Confronting the emergency also stops us being so vulnerable to manipulation, so shockable and less likely to blame scapegoats. It allows us to make important changes to our lives, and to develop the local networks and communities that will be essential. Information and understanding gives us more power.
It’s hard to face the climate emergency
All of this is really hard to engage with, and it can be terrifying and incredibly sad.
It is completely normal to feel huge grief, fear or other emotions when we try to understand the situation and what it could mean. The implications for our children’s lives, or other people’s children. Or our own life. The loss of species. Or maybe even the loss of some of humanity’s greatest achievements and dreams. Our feelings are central to our humanness, our intelligence, and to our caring for each other and the world, and we need space to absorb in every sense what this situation means. If we don’t allow ourselves to feel, we often remain distant, and the emergency continues to be ‘unreal’ to us.
We may also feel ‘discombobulation’, as we absorb that so much of what has been the normal parameters of our life may no longer be relevant.
Sharing our feelings and thoughts with others is so important. When we keep them to ourselves, they can morph, dominate and terrorise us; talking with others means we literally ‘share’ the feelings and experience — we are no longer dealing with them alone; we can confront pain or fear, and understand their true proportions; and it brings us closer. We begin to understand that we are all in this together — and if anything will get us through this, it is solidarity, bravery and togetherness.
For myself, trying to personally grapple with our situation is very hard, and very useful. At times I feel grief-stricken, terrified, shocked and disbelieving. I can’t stop thinking. I cry for what my children may face. I struggle to make sense of it, and am unable to sleep. But I also feel braver, clearer about my life and what I need to do, and more aware of the sweetness of every moment of life and the preciousness of all human beings. And I take heart that I get to fight; we don’t have to be passive, we can actively struggle for the best outcome we can get.
Climate emergency may also bring opportunities to rethink our world
The current situation could also bring opportunities to create a fairer, more caring and united, and less grimly productive world — even as we deal with the effects of ecological crises. The end of fossil fuel and oil power, and the unceasing focus on consumption could be good for us all. But this requires a boldness and forethought that only comes from many people having faced head-on the emergency that we are now in.
What can we do?
The first thing is to personally face the climate emergency. To really take on what is happening and what it means, to look directly at it, and allow ourselves to be affected. And then to ask ourselves ‘What does this mean for my life?’ ‘What role do I want to play?’ ‘How can I be effective and have a good life during this period?’
The next thing is to talk about the climate emergency. The lives of our children, future generations and much of life on earth depends on how we respond in the next few years, and this largely depends on how many of us are ‘awake’.

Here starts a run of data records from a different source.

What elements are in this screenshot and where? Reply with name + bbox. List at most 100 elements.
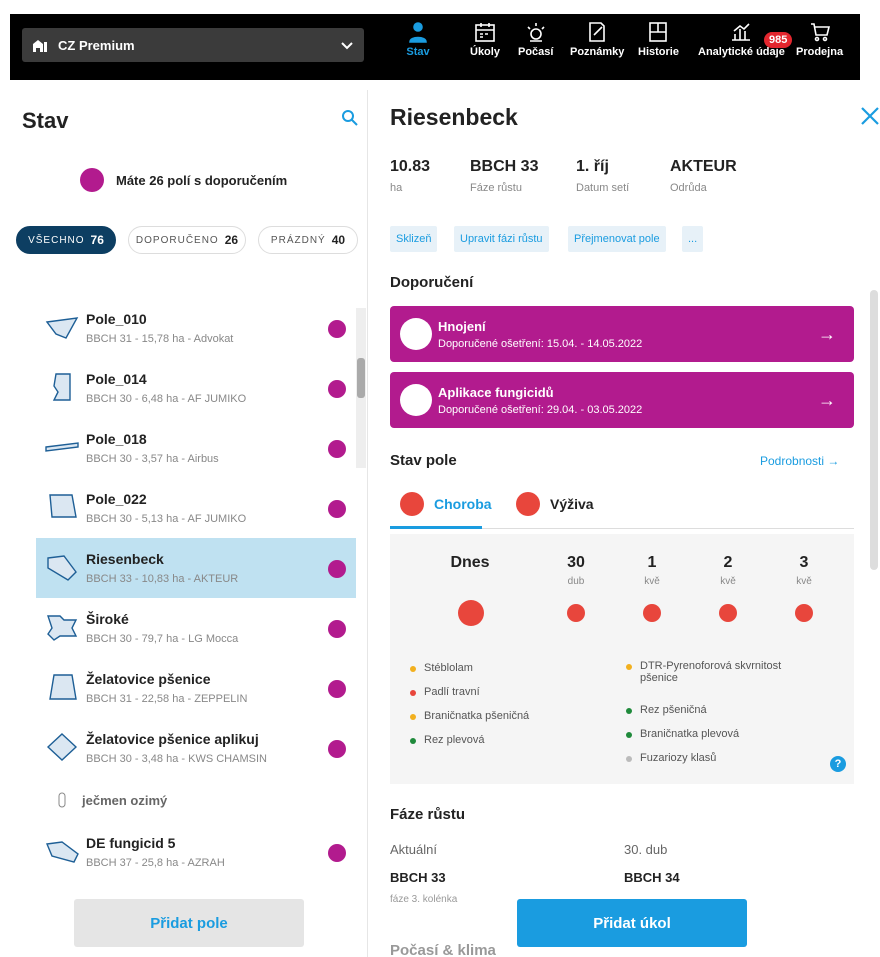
more-button[interactable]: ... [682,226,704,252]
growth-heading: Fáze růstu [390,806,466,823]
help-icon[interactable]: ? [830,756,846,772]
details-link[interactable]: Podrobnosti → [760,454,839,468]
legend-item: Padlí travní [410,686,480,698]
nav-label: Stav [406,46,430,58]
search-icon[interactable] [340,108,360,128]
forecast-day: 1 kvě [622,554,682,587]
nav-historie[interactable]: Historie [638,20,679,58]
tab-nutrition[interactable]: Výživa [516,492,594,516]
field-name: Želatovice pšenice aplikuj [86,731,259,747]
arrow-right-icon: → [818,390,836,410]
legend-label: Rez pšeničná [640,704,707,716]
risk-indicator[interactable] [719,604,737,622]
field-meta: BBCH 33 - 10,83 ha - AKTEUR [86,573,239,585]
edit-growth-button[interactable]: Upravit fázi růstu [454,226,549,252]
nav-stav[interactable]: Stav [406,20,430,58]
weather-icon [527,23,545,42]
legend-dot [626,664,632,670]
chip-count: 76 [90,233,104,247]
growth-current-value: BBCH 33 [390,870,446,885]
harvest-button[interactable]: Sklizeň [390,226,438,252]
weather-heading: Počasí & klima [390,942,496,957]
forecast-month: kvě [796,576,812,587]
fertilizer-icon [400,318,432,350]
list-item[interactable]: Želatovice pšenice aplikuj BBCH 30 - 3,48… [36,718,356,778]
status-sidebar: Stav Máte 26 polí s doporučením VŠECHNO 7… [0,90,368,957]
notification-badge: 985 [764,32,793,48]
legend-label: Braničnatka pšeničná [424,710,530,722]
list-item-selected[interactable]: Riesenbeck BBCH 33 - 10,83 ha - AKTEUR [36,538,356,598]
field-name: Pole_010 [86,311,147,327]
recommendation-card[interactable]: Hnojení Doporučené ošetření: 15.04. - 14.… [390,306,854,362]
panel-scrollbar[interactable] [870,290,878,570]
list-scrollbar[interactable] [356,308,366,468]
nav-poznamky[interactable]: Poznámky [570,20,624,58]
stat-value: 1. říj [576,158,609,175]
nav-ukoly[interactable]: Úkoly [470,20,500,58]
list-item[interactable]: Pole_010 BBCH 31 - 15,78 ha - Advokat [36,298,356,358]
field-shape-icon [46,841,79,863]
list-item[interactable]: Pole_022 BBCH 30 - 5,13 ha - AF JUMIKO [36,478,356,538]
legend-item: Fuzariozy klasů [626,752,716,764]
growth-current-desc: fáze 3. kolénka [390,894,458,905]
list-item[interactable]: Široké BBCH 30 - 79,7 ha - LG Mocca [36,598,356,658]
nav-pocasi[interactable]: Počasí [518,20,553,58]
forecast-day-number: 3 [799,554,809,571]
risk-indicator[interactable] [643,604,661,622]
tab-disease[interactable]: Choroba [400,492,492,516]
add-task-button[interactable]: Přidat úkol [517,899,747,947]
cart-icon [810,23,830,42]
legend-dot [626,756,632,762]
nav-prodejna[interactable]: Prodejna [796,20,843,58]
list-item[interactable]: Pole_014 BBCH 30 - 6,48 ha - AF JUMIKO [36,358,356,418]
close-icon[interactable] [858,104,880,128]
top-navigation-bar: CZ Premium Stav Úkoly Počasí Poznámky Hi… [10,14,860,80]
nav-label: Poznámky [570,46,625,58]
recommendation-card[interactable]: Aplikace fungicidů Doporučené ošetření: 2… [390,372,854,428]
stat-label: Fáze růstu [470,182,522,194]
recommendation-dot [328,320,346,338]
rename-field-button[interactable]: Přejmenovat pole [568,226,666,252]
field-meta: BBCH 30 - 6,48 ha - AF JUMIKO [86,393,247,405]
scrollbar-thumb[interactable] [357,358,365,398]
recommendation-date: Doporučené ošetření: 15.04. - 14.05.2022 [438,337,643,350]
list-item[interactable]: Pole_018 BBCH 30 - 3,57 ha - Airbus [36,418,356,478]
recommendation-banner: Máte 26 polí s doporučením [80,168,287,192]
forecast-day: 3 kvě [774,554,834,587]
farm-selector[interactable]: CZ Premium [22,28,364,62]
field-shape-icon [49,674,77,700]
recommendation-title: Hnojení [438,318,486,334]
field-shape-icon [46,733,78,761]
recommendation-dot [328,380,346,398]
filter-chip-recommended[interactable]: DOPORUČENO 26 [128,226,246,254]
stat-sowing: 1. říj Datum setí [576,158,629,194]
field-shape-icon [45,442,79,452]
chip-label: VŠECHNO [28,234,85,246]
risk-indicator[interactable] [795,604,813,622]
field-shape-icon [45,317,79,339]
list-item[interactable]: Želatovice pšenice BBCH 31 - 22,58 ha - Z… [36,658,356,718]
filter-chip-empty[interactable]: PRÁZDNÝ 40 [258,226,358,254]
chip-label: PRÁZDNÝ [270,234,326,246]
sidebar-title: Stav [22,108,69,133]
legend-item: Rez pšeničná [626,704,707,716]
field-name: Široké [86,611,129,627]
legend-dot [410,714,416,720]
add-field-button[interactable]: Přidat pole [74,899,304,947]
recommendation-dot [328,844,346,862]
recommendation-dot [328,620,346,638]
legend-dot [410,666,416,672]
active-tab-indicator [390,526,482,529]
forecast-day: 30 dub [546,554,606,587]
stat-variety: AKTEUR Odrůda [670,158,737,194]
filter-chip-all[interactable]: VŠECHNO 76 [16,226,116,254]
risk-indicator-today[interactable] [458,600,484,626]
growth-next-value: BBCH 34 [624,870,680,885]
analytics-icon [732,23,751,41]
field-meta: BBCH 31 - 15,78 ha - Advokat [86,333,234,345]
stat-label: ha [390,182,403,194]
risk-indicator[interactable] [567,604,585,622]
calendar-icon [475,23,495,42]
list-item[interactable]: DE fungicid 5 BBCH 37 - 25,8 ha - AZRAH [36,822,356,882]
legend-label: Braničnatka plevová [640,728,740,740]
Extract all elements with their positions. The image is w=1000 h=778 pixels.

And then, move to action. How do we act in a way that is consistent with the emergency we face? How bold can we be? What is our particular part of it? How can we join the movement calling for the necessary immediate and dramatic global reduction in emissions and protection of the natural environment?
Thank you for reading. I know this isn’t easy to think about. Thank you for thinking about it.
Please share your thoughts, with me, or somebody. With thanks and appreciation to all of us as we try to do our best in responding to the situation we find ourselves in. Solidarity and love.